悲しい話ではありますが、観終わったあとの気持ちとしては、去年よりもどこかスッキリしたような、そんな感慨を抱きました。

それはおそらく、掴みかけた傍から奪われていった幸せを、スネフェルが最期にようやく得ることができた(ように思える)からではないかと。

 

 

 

 

 

 

 

 

それと歌ね。歌も素晴らしかったですよね。

 

 

ミュージカルでの歌声ってその役として歌うわけで、いつものコンサートとは別物。

それがまた良い。いつもはドスの利いた圧倒的歌声を聴かせてくれる小田ちゃんが、ナイルキアでは細く美しく、それでいて芯の強い歌声を聴かせてくれて、反対にあゆみんはスネフェルとして男らしさと繊細さの絶妙な歌声で圧倒してくれました。

 

 

これはできれば劇場で、生で聴いてもらいたいやつです。

ホントに凄いから。身体全体に「セリフ&歌」として圧のように覆いかぶさってくるような歌声だから。

イザイの歌声にも(チェルの歌の上手さは承知の上でさえ)驚かされましたね。

 

 

 

音楽自体も素晴らしかった。

和田さんの曲、やはり好きです。

トキがハミングするあの曲とか、ジクの曲とか、アップデートされたネルラの曲とか、早くサントラで聴きたい。

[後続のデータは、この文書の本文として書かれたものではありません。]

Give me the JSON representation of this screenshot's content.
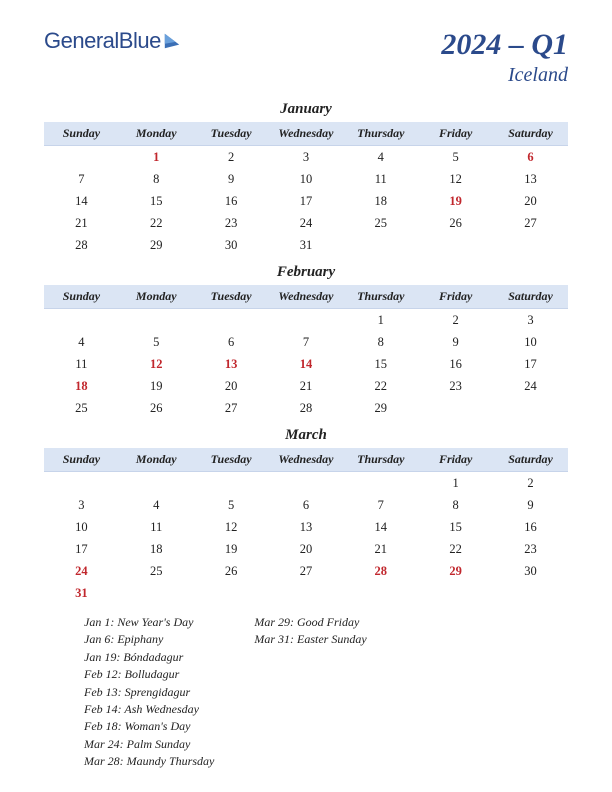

何気にケス大臣の歌唱曲が増えてたのも嬉しかったです。

 

 

 

 

 

 

(もうちょい続くよ)

 

 

 

 

 

 

観劇後のアンケートにも書いたんですが、そろそろ感謝祭を復活させてほしいです。

 

 

感謝祭やろうよ。

主役以外にも良いキャラ揃ってるんだし、スピンオフの短編演劇とかやろうって。

 

 

スネフェルとナイルの幸せなイチャイチャとか、イザイとトキが実はいい雰囲気だったとか、ジクとマリタは普段どんな会話しているのかとか、そういうスピンオフを観たいので感謝祭をやろうよ。

 

 

本編が悲しい話だからこそ、明るく楽しい側面を見せてほしい。

 

 

感謝祭をやろうよ。

 

 

ハロコン削って感謝祭をやろうよ。(我欲)

 

 

 

 

 

 

 

最後に、改めて一人ひとりに言及していきたいところですが、いくらなんでも長くなりすぎるので座長のあゆみんのことだけ。

 

 

スネフェルとしての生き様、見事なものでした。

 

 

舞台の上にいたのは他の誰でもない“蛇王スネフェル”で、だからこそこの物語に本気で涙することができました。

 

 

役者・石田亜佑美としての、ひとつの到達点だったのではないかと思います。

 

 

あゆみんのスネフェルを観ることができて、幸せです。

 

 

 

 

他にもナイルキアの儚さと強さとか、悪役一味の魅力とか、サリオキスのまっすぐな勇ましさとか、砂漠の鷹軍団の笑いどころとか、イザイの男っぷりとか、トキの母ちゃんっぷり&ほとばしる女神感とか、アンケスエンの凛とした美しさとか、ルーやネルラの明るさ、その他諸々みんな素晴らしかったです。

 

 

 

 

 

 

 

というわけで、みなさんお疲れ様でした。

 

 

またひとつ、モーニング娘。が紡ぐ物語が心に蓄積されました。

 

 

 

来年の舞台(あるよね?)にも期待しております。

 

 

 

 

 

 

 

 

 

 

 

 

千秋楽のあとにイベントやるとか考えた人は気が狂ってるとしか思えないけど、はーちん卒業まで時間がないから仕方ないのかなぁとも思います。が、案の定体調不良での欠席者を出してしまったわけで、今後はもう少しメンバーの疲労も考慮してあげてくださいねと思いました。

イベント自体はたくさんの人が集まったようでなによりです。

 

 

しかし明日には武道館2Daysが始まって、2日目はメンバーの卒業もあるというのはなんという激動の日々でしょう。

ヲタクでさえいっぱいいっぱいになりそうなんだから、メンバーの精神的/身体的負担はいかばかりか。

 

 

本当に頭が下がります。

金メダル級のスポーツ選手のように全国民から褒め称えられてもいいと思うんですけどね!